Hip Joint Angle Prediction for Lower Limb Continuous Movement in Multitasking Scenarios
摘要
Accurate recognition of human motion intention remains a critical challenge in developing lower limb exoskeleton robots for effective human-robot collaboration. Surface electromyography signals (sEMG), which provide non-invasive measurement of neuromuscular activity, have emerged as crucial bioelectric signal for movement intention recognition due to their ability to reflect muscle activation patterns prior to physical movement. This paper proposes a novel TCN-Transformer-Cross-Attention model based on sEMG signals for hip joint angle prediction in multitasking scenarios (level walking, stair ascent, stair descent, and ramp ascent). The proposed framework employs a temporal convolutional network (TCN) to extract localized temporal features, complemented by a Transformer module to capture global temporal dependencies. A cross-attention mechanism is innovatively integrated to enable synergistic fusion of local and global feature representations, thereby enhancing the model’s capability for comprehensive sEMG signal interpretation.

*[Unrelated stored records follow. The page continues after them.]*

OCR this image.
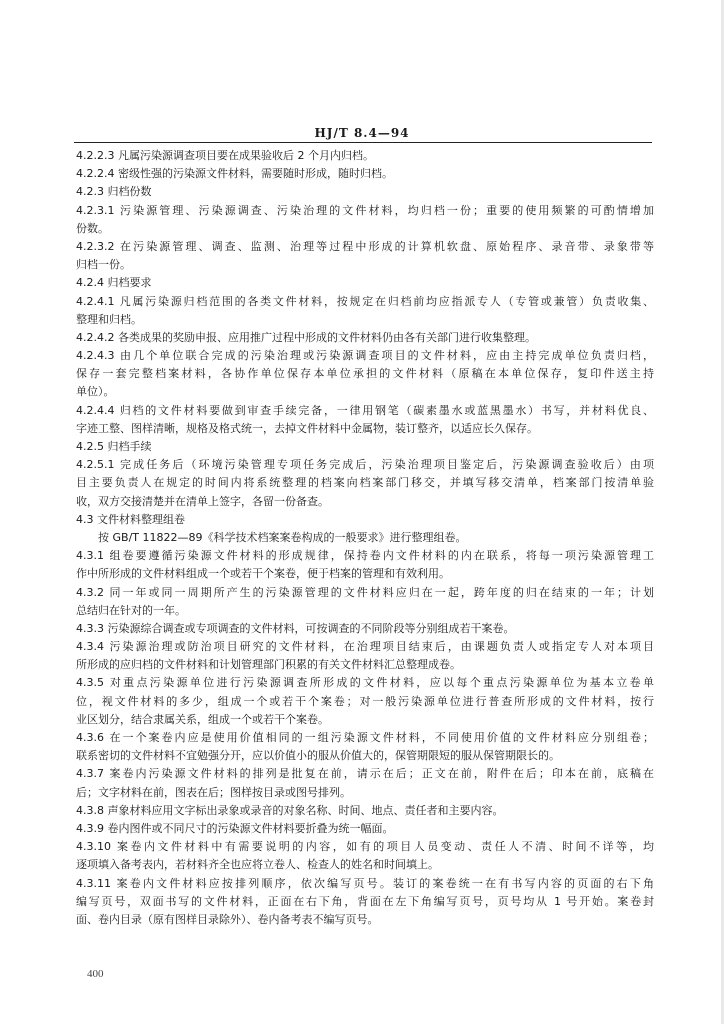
HJ/T 8.4—94
4.2.2.3 凡属污染源调查项目要在成果验收后 2 个月内归档。
4.2.2.4 密级性强的污染源文件材料，需要随时形成，随时归档。
4.2.3 归档份数
4.2.3.1 污染源管理、污染源调查、污染治理的文件材料，均归档一份；重要的使用频繁的可酌情增加
份数。
4.2.3.2 在污染源管理、调查、监测、治理等过程中形成的计算机软盘、原始程序、录音带、录象带等
归档一份。
4.2.4 归档要求
4.2.4.1 凡属污染源归档范围的各类文件材料，按规定在归档前均应指派专人（专管或兼管）负责收集、
整理和归档。
4.2.4.2 各类成果的奖励申报、应用推广过程中形成的文件材料仍由各有关部门进行收集整理。
4.2.4.3 由几个单位联合完成的污染治理或污染源调查项目的文件材料，应由主持完成单位负责归档，
保存一套完整档案材料，各协作单位保存本单位承担的文件材料（原稿在本单位保存，复印件送主持
单位）。
4.2.4.4 归档的文件材料要做到审查手续完备，一律用钢笔（碳素墨水或蓝黑墨水）书写，并材料优良、
字迹工整、图样清晰，规格及格式统一，去掉文件材料中金属物，装订整齐，以适应长久保存。
4.2.5 归档手续
4.2.5.1 完成任务后（环境污染管理专项任务完成后，污染治理项目鉴定后，污染源调查验收后）由项
目主要负责人在规定的时间内将系统整理的档案向档案部门移交，并填写移交清单，档案部门按清单验
收，双方交接清楚并在清单上签字，各留一份备查。
4.3 文件材料整理组卷
按 GB/T 11822—89《科学技术档案案卷构成的一般要求》进行整理组卷。
4.3.1 组卷要遵循污染源文件材料的形成规律，保持卷内文件材料的内在联系，将每一项污染源管理工
作中所形成的文件材料组成一个或若干个案卷，便于档案的管理和有效利用。
4.3.2 同一年或同一周期所产生的污染源管理的文件材料应归在一起，跨年度的归在结束的一年；计划
总结归在针对的一年。
4.3.3 污染源综合调查或专项调查的文件材料，可按调查的不同阶段等分别组成若干案卷。
4.3.4 污染源治理或防治项目研究的文件材料，在治理项目结束后，由课题负责人或指定专人对本项目
所形成的应归档的文件材料和计划管理部门积累的有关文件材料汇总整理成卷。
4.3.5 对重点污染源单位进行污染源调查所形成的文件材料，应以每个重点污染源单位为基本立卷单
位，视文件材料的多少，组成一个或若干个案卷；对一般污染源单位进行普查所形成的文件材料，按行
业区划分，结合隶属关系，组成一个或若干个案卷。
4.3.6 在一个案卷内应是使用价值相同的一组污染源文件材料，不同使用价值的文件材料应分别组卷；
联系密切的文件材料不宜勉强分开，应以价值小的服从价值大的，保管期限短的服从保管期限长的。
4.3.7 案卷内污染源文件材料的排列是批复在前，请示在后；正文在前，附件在后；印本在前，底稿在
后；文字材料在前，图表在后；图样按目录或图号排列。
4.3.8 声象材料应用文字标出录象或录音的对象名称、时间、地点、责任者和主要内容。
4.3.9 卷内图件或不同尺寸的污染源文件材料要折叠为统一幅面。
4.3.10 案卷内文件材料中有需要说明的内容，如有的项目人员变动、责任人不清、时间不详等，均
逐项填入备考表内，若材料齐全也应将立卷人、检查人的姓名和时间填上。
4.3.11 案卷内文件材料应按排列顺序，依次编写页号。装订的案卷统一在有书写内容的页面的右下角
编写页号，双面书写的文件材料，正面在右下角，背面在左下角编写页号，页号均从 1 号开始。案卷封
面、卷内目录（原有图样目录除外）、卷内备考表不编写页号。
400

Comparative evaluations against benchmark models (CNN-LSTM, BiLSTM, TCN-BiLSTM, and TCN-Transformer) demonstrate significant improvements in prediction accuracy and stability across multitaskings. The incorporation of cross-attention mechanism yields remarkable performance enhancements, achieving relative improvements of 18.87% in R2 score while reducing RMSE and MAE by 48.61% and 53.91%, respectively, compared to the baseline TCN-Transformer architecture. The results validate the effectiveness of the proposed model in lower limb hip joint angle prediction, and provide a new way for multitasking motion control of lower limb exoskeleton robots.